Mientras los vascos son un pueblo convencido mediante pactos y juramentos, los catalanes son un pueblo vencido, de modo que, mientras en los primeros sus protestas son recibidas con admiración como refrendo de su autonomía, en estos otros se percibe como acción rebelde y levantisca para cuyo sometimiento no se ahorran medios como el insulto. Y así, si el vasco es un pueblo envidiado, el catalán es un pueblo insultado, donde el insulto tiene como finalidad principal provocar su desprestigio, propiciar su aislamiento y generar el rechazo general. Así, los catalanes son tildados de agarrados, maleducados, huraños… Por decirlo de alguna manera, el pueblo catalán ha heredado el San Benito histórico de Judíos y moriscos en su día expulsados del territorio, que en principio les hubiera correspondido a los recién llegados gitanos.
Muy distinto es el caso de los gallegos, quienes sencillamente son despreciados sin padecer la envidia ni el insulto. Se trata de un desprecio absoluto cuya raíz estriba en su presunta inferioridad sociocultural, un desprecio genuino que no se toma la molestia ni de explicitarlo; simplemente se da por hecho. Por este motivo, no existen exclamaciones como las apuntadas para vascos y catalanes, referidas a los gallegos.
Y si los gallegos son íntimamente despreciados, los andaluces, ¡estos sí! además son abiertamente ridiculizados, no por adjudicárseles una condición de inferioridad cultural, cuanto por haber sido conquistados. La mejor prueba la tenemos en que nadie se ríe de los acentos vasco, gallego o catalán y en cambio todos conocemos los chistes y mofas a costa del ceceo y el seseo. Y esto sucede porque mientras se vence a un semejante como ha podido ser el caso de los catalanes, se conquista a un extraño.
Aragoneses y navarros, por distintos motivos históricos han sufrido la suerte de los segundones en la aristocracia, es decir, han sido marginados de lo sustancial, si bien, reconociéndoles con cierta guasa su carácter noble y afable, que traducido a castellano viejo, es tanto como llamarles tontos.
Portugal, como otras identidades peninsulares aquí no citadas, sencillamente ha sido del todo ninguneada desde Felipe II. Para apreciarse lo que digo, baste comparar su situación con la de los gabachos, franchutes y chovinistas de los franceses. A lo más que pueden aspirar los portugueses, es a participar del secreto desprecio de los gallegos con quienes siempre se les tiene asociados mentalmente.

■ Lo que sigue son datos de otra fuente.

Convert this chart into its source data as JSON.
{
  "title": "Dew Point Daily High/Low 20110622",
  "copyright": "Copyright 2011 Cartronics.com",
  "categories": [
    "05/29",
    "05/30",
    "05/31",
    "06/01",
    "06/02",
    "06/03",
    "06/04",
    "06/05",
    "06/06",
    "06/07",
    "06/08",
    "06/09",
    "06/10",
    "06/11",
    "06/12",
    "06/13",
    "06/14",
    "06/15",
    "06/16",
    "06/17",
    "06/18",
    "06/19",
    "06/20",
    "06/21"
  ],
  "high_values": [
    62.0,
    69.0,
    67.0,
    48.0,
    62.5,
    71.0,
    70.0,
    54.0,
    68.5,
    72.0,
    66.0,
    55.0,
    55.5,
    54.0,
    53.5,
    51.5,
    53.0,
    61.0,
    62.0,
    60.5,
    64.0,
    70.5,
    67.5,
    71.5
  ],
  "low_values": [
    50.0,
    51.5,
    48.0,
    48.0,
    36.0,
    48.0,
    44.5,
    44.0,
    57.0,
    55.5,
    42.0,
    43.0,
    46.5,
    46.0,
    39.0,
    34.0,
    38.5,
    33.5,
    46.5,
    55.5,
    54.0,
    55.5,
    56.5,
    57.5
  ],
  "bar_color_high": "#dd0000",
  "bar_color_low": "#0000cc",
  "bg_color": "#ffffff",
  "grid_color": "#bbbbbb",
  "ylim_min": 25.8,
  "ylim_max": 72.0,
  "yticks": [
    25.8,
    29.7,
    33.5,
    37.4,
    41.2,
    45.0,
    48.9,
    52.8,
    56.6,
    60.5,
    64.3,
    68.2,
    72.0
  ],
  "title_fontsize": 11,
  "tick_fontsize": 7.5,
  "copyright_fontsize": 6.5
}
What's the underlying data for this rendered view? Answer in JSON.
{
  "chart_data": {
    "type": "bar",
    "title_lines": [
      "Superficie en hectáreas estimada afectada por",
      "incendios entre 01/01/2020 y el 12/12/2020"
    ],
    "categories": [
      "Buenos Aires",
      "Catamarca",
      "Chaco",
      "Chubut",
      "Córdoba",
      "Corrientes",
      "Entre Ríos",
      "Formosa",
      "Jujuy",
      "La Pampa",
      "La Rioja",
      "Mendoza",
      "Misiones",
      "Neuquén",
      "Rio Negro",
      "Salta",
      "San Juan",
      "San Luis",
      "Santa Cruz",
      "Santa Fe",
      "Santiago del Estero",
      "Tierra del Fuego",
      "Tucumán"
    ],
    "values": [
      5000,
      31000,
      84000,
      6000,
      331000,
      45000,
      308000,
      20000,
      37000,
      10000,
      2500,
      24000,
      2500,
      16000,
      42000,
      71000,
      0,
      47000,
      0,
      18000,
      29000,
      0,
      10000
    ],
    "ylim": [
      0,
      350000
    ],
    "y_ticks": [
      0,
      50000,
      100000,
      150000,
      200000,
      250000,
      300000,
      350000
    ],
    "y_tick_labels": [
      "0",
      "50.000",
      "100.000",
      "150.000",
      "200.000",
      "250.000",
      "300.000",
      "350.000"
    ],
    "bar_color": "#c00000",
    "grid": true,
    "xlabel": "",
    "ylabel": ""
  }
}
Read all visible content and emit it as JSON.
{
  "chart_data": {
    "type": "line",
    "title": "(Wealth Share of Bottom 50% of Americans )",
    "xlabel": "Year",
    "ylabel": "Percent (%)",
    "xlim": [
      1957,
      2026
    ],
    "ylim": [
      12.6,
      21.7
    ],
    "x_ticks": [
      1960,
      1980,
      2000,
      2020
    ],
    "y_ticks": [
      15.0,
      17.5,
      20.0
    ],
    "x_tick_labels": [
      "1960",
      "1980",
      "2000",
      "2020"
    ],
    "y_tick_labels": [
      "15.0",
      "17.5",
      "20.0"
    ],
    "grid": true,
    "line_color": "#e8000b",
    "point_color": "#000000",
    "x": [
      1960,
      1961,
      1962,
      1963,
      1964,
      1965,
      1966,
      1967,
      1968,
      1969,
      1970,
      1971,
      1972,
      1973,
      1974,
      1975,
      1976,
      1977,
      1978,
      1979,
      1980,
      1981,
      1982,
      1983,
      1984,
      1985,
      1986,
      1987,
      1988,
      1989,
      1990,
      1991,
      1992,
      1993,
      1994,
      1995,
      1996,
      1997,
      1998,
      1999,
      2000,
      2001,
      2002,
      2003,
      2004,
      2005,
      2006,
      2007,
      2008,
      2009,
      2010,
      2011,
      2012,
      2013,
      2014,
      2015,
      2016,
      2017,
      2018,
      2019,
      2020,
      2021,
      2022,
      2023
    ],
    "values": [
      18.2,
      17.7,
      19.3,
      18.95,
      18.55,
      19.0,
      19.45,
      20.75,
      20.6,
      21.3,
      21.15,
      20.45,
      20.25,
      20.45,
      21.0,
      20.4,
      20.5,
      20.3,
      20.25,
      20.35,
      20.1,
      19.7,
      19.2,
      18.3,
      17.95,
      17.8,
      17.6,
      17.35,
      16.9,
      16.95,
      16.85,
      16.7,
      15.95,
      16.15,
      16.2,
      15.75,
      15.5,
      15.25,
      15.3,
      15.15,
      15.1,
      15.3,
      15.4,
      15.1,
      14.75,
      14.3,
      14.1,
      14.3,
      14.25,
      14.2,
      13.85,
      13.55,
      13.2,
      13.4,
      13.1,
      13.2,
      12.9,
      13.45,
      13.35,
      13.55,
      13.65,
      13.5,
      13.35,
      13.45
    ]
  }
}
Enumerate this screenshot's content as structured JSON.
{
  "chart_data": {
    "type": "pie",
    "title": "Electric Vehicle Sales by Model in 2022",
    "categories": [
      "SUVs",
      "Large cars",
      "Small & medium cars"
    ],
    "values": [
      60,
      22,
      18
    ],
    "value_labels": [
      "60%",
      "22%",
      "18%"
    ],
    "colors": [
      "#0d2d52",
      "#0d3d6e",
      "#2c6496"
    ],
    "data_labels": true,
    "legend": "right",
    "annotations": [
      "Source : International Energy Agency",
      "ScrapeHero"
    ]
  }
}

Esta proyección y percepción castellana de la envidia, el insulto, el desprecio, la caricatura y el ninguneo de los demás pueblos que forman parte de la península ibérica, también le pasa factura a los castellanos y más concretamente a los Madrileños que capitalizan su poder vertebrador, quienes ciertamente, parecen ajenos a la envidia de los otros, a sus insultos sistemáticos, a su desprecio estructural, al escarnio de su cultura, a la marginación de sus costumbres o al imposible ninguneo de su omnímoda presencia legal, institucional, lingüística, cultural, deportiva…; en cambio son profundamente odiados por todos los demás.
En la medida que tomemos conciencia de esta pintoresca realidad psicoemocional y lo deseemos cambiar, estaremos en mejores condiciones para alcanzar un mejor marco de convivencia que el actual.